Reputation: 1127
I aggregated a data.table by a column, and set that as a key, then was surprised to find that the table still contained duplicated rows. What is the reason for this?
My table was special in that I had two columns with exactly the same values (but had to keep both for a practical reason), and I aggregated the table by one of those.
A simple example:
> library(data.table)
> dat = data.table(
+ class1 = c('a', 'a', 'b'),
+ class2 = c('a', 'a', 'b'),
+ value = 1:3)
> aggr = dat[, list(class2, sum(value)), keyby = class1]

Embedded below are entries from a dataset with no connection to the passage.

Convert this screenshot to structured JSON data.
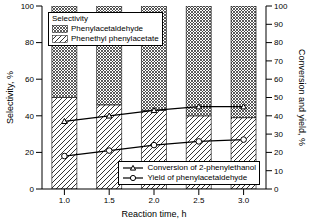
{
  "chart_data": {
    "type": "bar",
    "xlabel": "Reaction time, h",
    "ylabel": "Selectivity, %",
    "y2label": "Conversion and yield, %",
    "annotations": [
      {
        "text": "Selectivity"
      }
    ],
    "categories": [
      "1.0",
      "1.5",
      "2.0",
      "2.5",
      "3.0"
    ],
    "stacked": true,
    "ylim": [
      0,
      100
    ],
    "yticks": [
      0,
      20,
      40,
      60,
      80,
      100
    ],
    "y2lim": [
      0,
      100
    ],
    "y2ticks": [
      0,
      10,
      20,
      30,
      40,
      50,
      60,
      70,
      80,
      90,
      100
    ],
    "series": [
      {
        "name": "Phenylacetaldehyde",
        "type": "bar",
        "color": "#333333",
        "values": [
          50,
          54,
          57,
          60,
          61
        ]
      },
      {
        "name": "Phenethyl phenylacetate",
        "type": "bar",
        "color": "#000000",
        "values": [
          50,
          46,
          43,
          40,
          39
        ]
      },
      {
        "name": "Conversion of 2-phenylethanol",
        "type": "line",
        "axis": "y2",
        "color": "#000000",
        "marker": "triangle",
        "line_style": "solid",
        "values": [
          37,
          40,
          43,
          45,
          45
        ]
      },
      {
        "name": "Yield of phenylacetaldehyde",
        "type": "line",
        "axis": "y2",
        "color": "#000000",
        "marker": "circle",
        "line_style": "solid",
        "values": [
          18,
          21,
          24,
          26,
          27
        ]
      }
    ]
  }
}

> stopifnot(!any(duplicated(aggr)))
Error: !any(duplicated(aggr)) is not TRUE
Upvotes: 1
Views: 228
Reputation: 1127
If you use an aggregation function for all columns, then you get the expected result, without duplicated rows:
> library(data.table)
> dat = data.table(
+ class1 = c('a', 'a', 'b'),
+ class2 = c('a', 'a', 'b'),
+ value = 1:3)
> aggr = dat[, list(class2[[1]], sum(value)), keyby = class1]
> stopifnot(!any(duplicated(aggr)))
Note that the difference is that I take the first element of the class2
column. Note that any other function that outputs one value works as well.
Upvotes: 1